2005 — ATELIER CINEMA – MOTS POUR MAUX – PRISON DES BAUMETTES

Mots pour Maux est l’aboutissement d’un atelier de six mois mis en place par l’Association Lieux Fictifs et encadré par l’intervenant Dominique Comtat, avec huit détenus de la prison des Baumettes à Marseille, en 2004/2005.

Dominique Comtat raconte:

“Le mot enferme généralement un sens, parfois des sens, souvent des sensations.
Le mot, fermé, emprisonne mais aussi libère. Quand j’écris “arbre” : forcément c’est l’essence de l’arbre que je vois, l’arbre “universel”. Mais en même temps je vois le peuplier, le chêne, l’arbousier … Le sens qui restreint, le référent universel qui fait rêver.
Une image représente un arbre (plus précisément cet arbre-ci) et c’est rare de voir au cinéma dans l’image d’un arbre l’arbre universel (chez R.Bresson ou chez Mizogushi peut-être).

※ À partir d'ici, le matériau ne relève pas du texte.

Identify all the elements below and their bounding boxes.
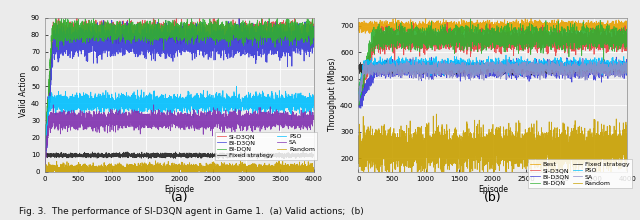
Text: (b): (b) bbox=[484, 191, 502, 204]
X-axis label: Episode: Episode bbox=[478, 185, 508, 194]
Y-axis label: Throughput (Mbps): Throughput (Mbps) bbox=[328, 58, 337, 131]
Text: (a): (a) bbox=[170, 191, 188, 204]
X-axis label: Episode: Episode bbox=[164, 185, 194, 194]
Legend: SI-D3QN, BI-D3QN, BI-DQN, Fixed strategy, PSO, SA, Random: SI-D3QN, BI-D3QN, BI-DQN, Fixed strategy… bbox=[214, 132, 317, 160]
Y-axis label: Valid Action: Valid Action bbox=[19, 72, 28, 117]
Text: Fig. 3.  The performance of SI-D3QN agent in Game 1.  (a) Valid actions;  (b): Fig. 3. The performance of SI-D3QN agent… bbox=[19, 207, 364, 216]
Legend: Best, SI-D3QN, BI-D3QN, BI-DQN, Fixed strategy, PSO, SA, Random: Best, SI-D3QN, BI-D3QN, BI-DQN, Fixed st… bbox=[528, 159, 632, 188]
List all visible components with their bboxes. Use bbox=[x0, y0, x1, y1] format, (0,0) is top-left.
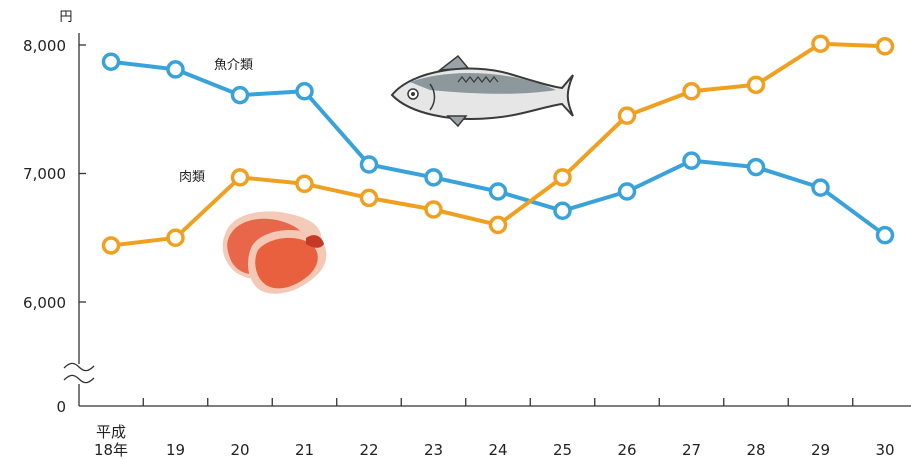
x-tick-label: 29 bbox=[811, 441, 830, 459]
data-point-0 bbox=[424, 168, 443, 187]
x-tick-label: 24 bbox=[488, 441, 507, 459]
x-tick-label: 23 bbox=[424, 441, 443, 459]
x-tick-label: 30 bbox=[875, 441, 894, 459]
data-point-1 bbox=[875, 37, 895, 56]
series-label-meat: 肉類 bbox=[179, 170, 205, 185]
x-tick-label: 26 bbox=[617, 441, 636, 459]
data-point-1 bbox=[166, 228, 185, 247]
data-point-0 bbox=[875, 225, 895, 245]
meat-icon bbox=[222, 211, 327, 294]
y-tick-label: 0 bbox=[56, 398, 66, 416]
data-point-0 bbox=[488, 182, 508, 201]
data-point-1 bbox=[617, 106, 637, 125]
y-axis-break-mark bbox=[63, 362, 95, 384]
data-point-0 bbox=[101, 52, 121, 71]
data-point-1 bbox=[101, 236, 121, 255]
x-tick-era-label: 平成 bbox=[96, 423, 126, 441]
data-point-0 bbox=[295, 82, 314, 101]
data-point-0 bbox=[811, 178, 830, 197]
data-point-1 bbox=[359, 188, 379, 208]
x-tick-label: 22 bbox=[359, 441, 378, 459]
y-tick-label: 8,000 bbox=[23, 37, 66, 55]
x-tick-label: 18年 bbox=[94, 441, 128, 459]
fish-icon bbox=[390, 54, 574, 128]
x-tick-label: 19 bbox=[166, 441, 185, 459]
data-point-1 bbox=[295, 174, 314, 194]
x-tick-label: 27 bbox=[682, 441, 701, 459]
y-axis-unit: 円 bbox=[59, 10, 72, 25]
data-point-0 bbox=[553, 201, 572, 221]
x-tick-label: 28 bbox=[746, 441, 765, 459]
y-tick-label: 6,000 bbox=[23, 294, 66, 312]
data-point-1 bbox=[811, 34, 830, 53]
data-point-1 bbox=[488, 215, 508, 235]
data-point-0 bbox=[166, 60, 185, 79]
data-point-1 bbox=[682, 82, 701, 101]
axis-ticks bbox=[79, 44, 854, 406]
x-tick-label: 20 bbox=[230, 441, 249, 459]
data-point-0 bbox=[359, 155, 379, 174]
data-point-1 bbox=[746, 75, 766, 95]
x-tick-label: 25 bbox=[553, 441, 572, 459]
x-tick-label: 21 bbox=[295, 441, 314, 459]
data-point-1 bbox=[424, 200, 443, 219]
data-point-0 bbox=[617, 182, 637, 201]
data-point-0 bbox=[746, 157, 766, 177]
data-point-0 bbox=[230, 85, 250, 105]
y-tick-label: 7,000 bbox=[23, 165, 66, 183]
data-point-1 bbox=[553, 168, 572, 187]
series-label-seafood: 魚介類 bbox=[214, 58, 253, 73]
data-point-0 bbox=[682, 151, 701, 170]
y-tick-labels: 8,000 7,000 6,000 0 bbox=[23, 37, 66, 416]
data-point-1 bbox=[230, 168, 250, 187]
x-tick-labels: 平成 18年 19 20 21 22 23 24 25 26 27 28 29 30 bbox=[94, 423, 895, 459]
series-group bbox=[101, 34, 895, 255]
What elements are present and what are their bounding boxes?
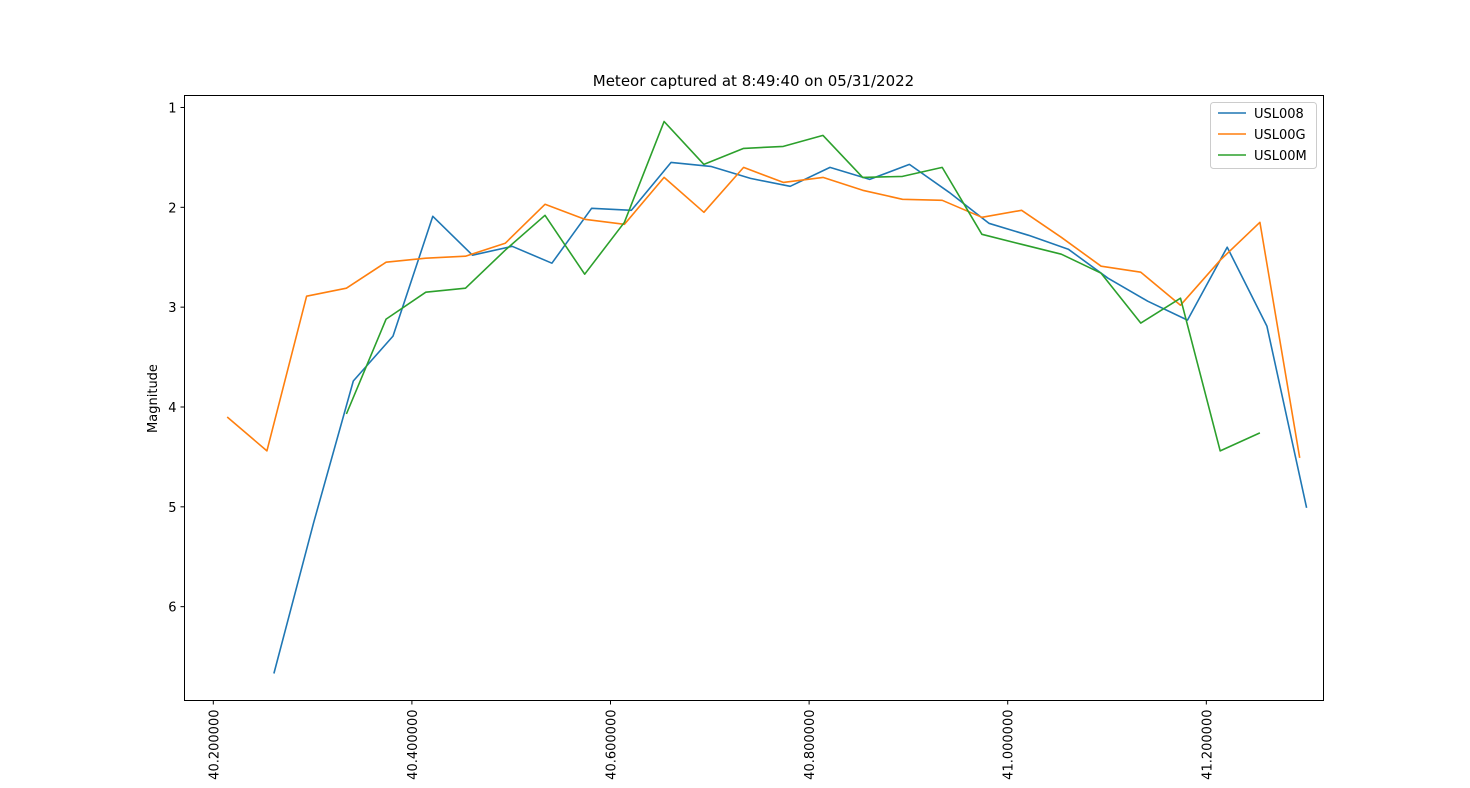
x-tick-label: 41.200000 <box>1200 710 1215 780</box>
y-axis-label: Magnitude <box>146 364 161 433</box>
series-line-usl008 <box>273 161 1308 674</box>
legend-label: USL00G <box>1254 128 1306 143</box>
y-tick-label: 1 <box>168 101 176 116</box>
x-tick-label: 41.000000 <box>1002 710 1017 780</box>
legend-label: USL00M <box>1254 149 1307 164</box>
legend: USL008 USL00G USL00M <box>1210 102 1317 169</box>
x-tick-label: 40.400000 <box>406 710 421 780</box>
series-line-usl00g <box>226 166 1301 459</box>
x-tick-label: 40.600000 <box>605 710 620 780</box>
y-tick-label: 2 <box>168 201 176 216</box>
series-layer <box>226 120 1308 674</box>
y-tick-label: 5 <box>168 501 176 516</box>
legend-box <box>1210 102 1317 169</box>
chart-title: Meteor captured at 8:49:40 on 05/31/2022 <box>593 72 914 90</box>
y-tick-label: 6 <box>168 601 176 616</box>
y-tick-label: 4 <box>168 401 176 416</box>
x-axis: 40.200000 40.400000 40.600000 40.800000 41.0… <box>207 700 1215 780</box>
x-tick-label: 40.200000 <box>207 710 222 780</box>
y-tick-label: 3 <box>168 301 176 316</box>
series-line-usl00m <box>345 120 1261 452</box>
plot-frame <box>184 95 1324 701</box>
x-tick-label: 40.800000 <box>803 710 818 780</box>
legend-label: USL008 <box>1254 107 1304 122</box>
y-axis: 1 2 3 4 5 6 <box>168 101 185 616</box>
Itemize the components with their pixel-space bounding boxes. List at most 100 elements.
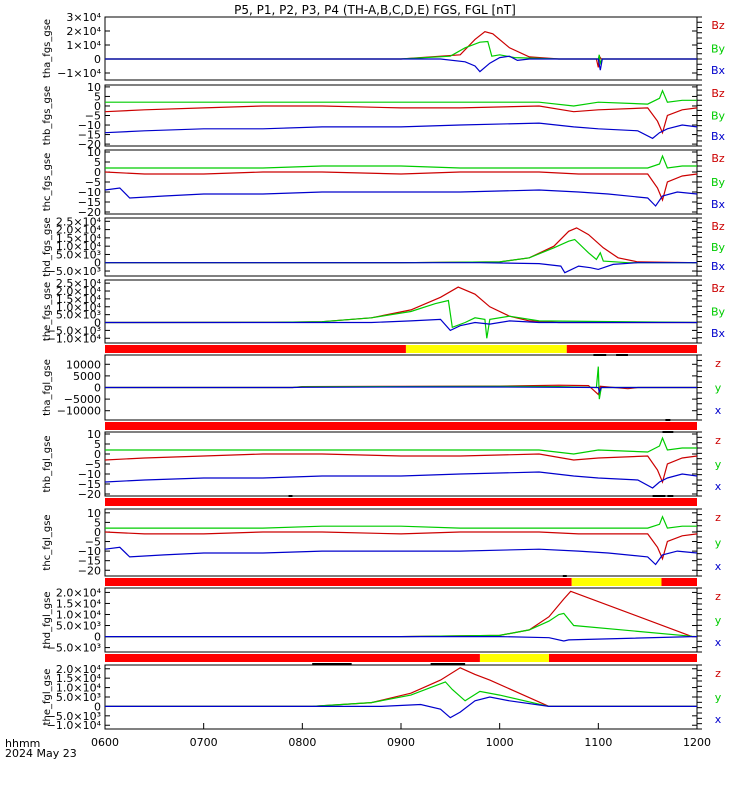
legend-z: z	[715, 590, 721, 603]
state-bar-mark	[665, 419, 671, 421]
legend-By: By	[711, 43, 726, 56]
series-line-x	[105, 55, 697, 73]
xtick-label: 1100	[584, 736, 612, 749]
series-line-z	[104, 286, 697, 324]
legend-x: x	[715, 480, 722, 493]
date-label: 2024 May 23	[5, 747, 77, 760]
ytick-label: −10	[78, 468, 101, 481]
series-line-x	[104, 122, 698, 140]
ytick-label: 0	[94, 100, 101, 113]
ytick-label: 0	[94, 700, 101, 713]
state-bar-segment	[105, 498, 697, 506]
ytick-label: 5000	[73, 370, 101, 383]
ytick-label: 2×10⁴	[66, 25, 101, 38]
ytick-label: −5.0×10³	[47, 265, 101, 278]
series-line-z	[104, 105, 698, 135]
series-line-z	[104, 531, 698, 561]
legend-z: z	[715, 667, 721, 680]
legend-x: x	[715, 636, 722, 649]
panel-frame	[104, 508, 698, 577]
series-line-z	[105, 227, 698, 264]
panel-frame	[104, 84, 698, 147]
ytick-label: 5.0×10³	[56, 309, 101, 322]
legend-x: x	[715, 404, 722, 417]
ytick-label: −15	[78, 129, 101, 142]
ytick-label: 2.5×10⁴	[56, 277, 102, 290]
state-bar-mark	[593, 354, 607, 356]
xtick-label: 0900	[387, 736, 415, 749]
legend-x: x	[715, 560, 722, 573]
time-axis: 0600 0700 0800 0900 1000 1100 1200	[91, 723, 711, 749]
ytick-label: 1.0×10⁴	[56, 240, 102, 253]
ytick-label: −5	[85, 536, 101, 549]
legend-Bz: Bz	[711, 152, 725, 165]
legend-z: z	[715, 357, 721, 370]
series-line-x	[104, 187, 698, 207]
panel-ylabel: thb_fgl_gse	[42, 436, 53, 493]
legend-Bz: Bz	[711, 19, 725, 32]
state-bar-segment	[571, 578, 662, 586]
state-bar-segment	[549, 654, 697, 662]
xtick-label: 1000	[486, 736, 514, 749]
ytick-label: −10	[78, 119, 101, 132]
series-line-y	[105, 366, 697, 400]
legend-Bz: Bz	[711, 220, 725, 233]
xtick-label: 0800	[288, 736, 316, 749]
state-bars-group	[105, 345, 697, 665]
legend-Bx: Bx	[711, 64, 726, 77]
ytick-label: −5	[85, 110, 101, 123]
ytick-label: 1.0×10⁴	[56, 608, 102, 621]
panel-frame	[104, 217, 698, 277]
ytick-label: −5	[85, 176, 101, 189]
legend-y: y	[715, 537, 722, 550]
ytick-label: −15	[78, 555, 101, 568]
ytick-label: 1.0×10⁴	[56, 682, 102, 695]
ytick-label: −5	[85, 458, 101, 471]
ytick-label: −20	[78, 488, 101, 501]
state-bar-mark	[616, 354, 628, 356]
series-line-x	[105, 318, 697, 332]
series-line-y	[105, 436, 697, 455]
legend-y: y	[715, 458, 722, 471]
state-bar-segment	[105, 578, 572, 586]
ytick-label: −1.0×10⁴	[47, 332, 102, 345]
xtick-label: 0700	[190, 736, 218, 749]
ytick-label: −15	[78, 196, 101, 209]
ytick-label: −10000	[57, 405, 101, 418]
ytick-label: 0	[94, 526, 101, 539]
ytick-label: −5.0×10³	[47, 642, 101, 655]
xtick-label: 0600	[91, 736, 119, 749]
ytick-label: −20	[78, 206, 101, 219]
panel-frame	[104, 16, 698, 81]
ytick-label: 0	[94, 317, 101, 330]
ytick-label: 0	[94, 257, 101, 270]
ytick-label: 0	[94, 382, 101, 395]
ytick-label: 10	[87, 146, 101, 159]
xaxis-unit-label: hhmm	[5, 737, 40, 750]
series-line-z	[105, 667, 697, 708]
ytick-label: 5	[94, 90, 101, 103]
series-line-y	[105, 40, 697, 66]
series-line-x	[105, 696, 697, 719]
series-line-z	[105, 31, 697, 68]
series-line-y	[105, 154, 697, 169]
ytick-label: 0	[94, 53, 101, 66]
legend-Bx: Bx	[711, 130, 726, 143]
series-line-y	[105, 681, 697, 708]
ytick-label: 2.0×10⁴	[56, 663, 102, 676]
ytick-label: 0	[94, 166, 101, 179]
series-line-z	[104, 171, 698, 202]
series-line-z	[105, 590, 697, 638]
ytick-label: 1.0×10⁴	[56, 301, 102, 314]
panel-ylabel: tha_fgl_gse	[42, 359, 53, 416]
ytick-label: 5.0×10³	[56, 620, 101, 633]
ytick-label: 5	[94, 516, 101, 529]
legend-Bx: Bx	[711, 327, 726, 340]
state-bar-mark	[430, 663, 466, 665]
ytick-label: 2.5×10⁴	[56, 215, 102, 228]
legend-y: y	[715, 382, 722, 395]
legend-Bx: Bx	[711, 260, 726, 273]
panel-thd_fgs: 2.5×10⁴2.0×10⁴1.5×10⁴1.0×10⁴5.0×10³0−5.0…	[42, 215, 726, 278]
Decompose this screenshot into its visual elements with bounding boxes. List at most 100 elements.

Les mots peuvent aussi être détournés, changer de sens, suivant le contexte où on les emploie.
Les mots, enfermés dans un contexte (social, urbain, politique, technique, etc) prennent de nouveaux sens, des fois retrouvent leurs sens premiers.
Détourner le sens du mot est parfois retrouver son sens caché, original, oublié, c’est rêver un peu.

Là où les gens sont enfermés, le mot peut être source d’évasion, de liberté, d’imaginaire, de confrontation, de contradiction. Il va aussi résonner (si on le fait entendre) aux gens “libres” qui jamais n’avaient songé à un autre sens à ce mot.

“De fait, il y a dans le langage peu de mots propres pour beaucoup de mots impropres, mais on sait bien ce que parler veut dire.”
St Augustin “CONFESSIONS”

Donc, de mars 2004 à février 2005, j’ai été invité par l’association “Lieux-fictifs” à donner un stage de réalisation et de création vidéo, à raison de deux journées par semaine, au sein des ateliers de création et de formation audio-visuelle au centre pénitentiaire de Marseille.

Le résultat de ce travail est le film “MOTS POUR MAUX”, court-métrage de 35 minutes.
En amont du travail de réalisation j’ai dispensé un apprentissage technique (découverte et réflexion sur les techniques de l’image, du son et du montage) et théorique (réflexion sur l’image cinématographique, les différentes façon de créer du sens, l’économie de moyens tout cela au vu essentiellement mais pas exclusivement de l’œuvre de Robert Bresson) afin que chaque détenu puisse être indépendant dans sa réalisation.

Nous avons ensuite travaillé sur les notions de limites, de frontières et de passage. En effet alors qu’on nous fait apparaître des frontières nettes entre différents pays, entre l’âge enfant et l’âge adulte (la “majorité”), entre le licite et l’illicite entre le sain et le malade nous avons tous expérimenté une fois ou l’autre la perméabilité de ces frontières : en traversant un paysage à pied, se retrouver dans un pays étranger sans même s’en apercevoir, etc.

De ces réflexions est issu un travail sur le double sens des mots. En effet pour une personne comme moi qui ne connaissais pas le milieu de la prison, j’ai été étonné d’apprendre des sens nouveaux à certains mots que j’utilisais différemment à l’extérieur de ce milieu. Ainsi la cantine n’est pas le lieu où l’on prend ses repas, le réfectoire, ni la lourde valise de voyage mais l’action de commander des produits de première nécessité disponibles au sein de la prison. Ainsi le yo-yo, la Brinks, l’écrou, etc.

Ces mots me semblèrent alors source de rêve, d’imagination, de liberté, d’évasion, de passage d’un “dedans” à un “dehors”.

Nous avons travaillé collectivement ce sujet, puis chaque stagiaire s’est emparé d’un mot et a commencé avec des images et des sons à explorer ce double sens. Ainsi le film “MOTS POUR MAUX” est-il constitué de huit petits courts métrages : “Écrou”, “greffe”, “Horizon”, “Promenade”, “Cantine”, “Le temps”, “Yo-yo”, “Cellule”.

Les résultats ont été rediscutés collectivement, critiqués, d’autres idées surgissant de ces discussions. D’autres images ont alors été tournées, montées, etc. Chacun est acteur ou technicien sur les films des autres. Finalement le montage de chaque court-métrage a été monté par le réalisateur et moi-même et le montage du film global a été discuté collectivement.”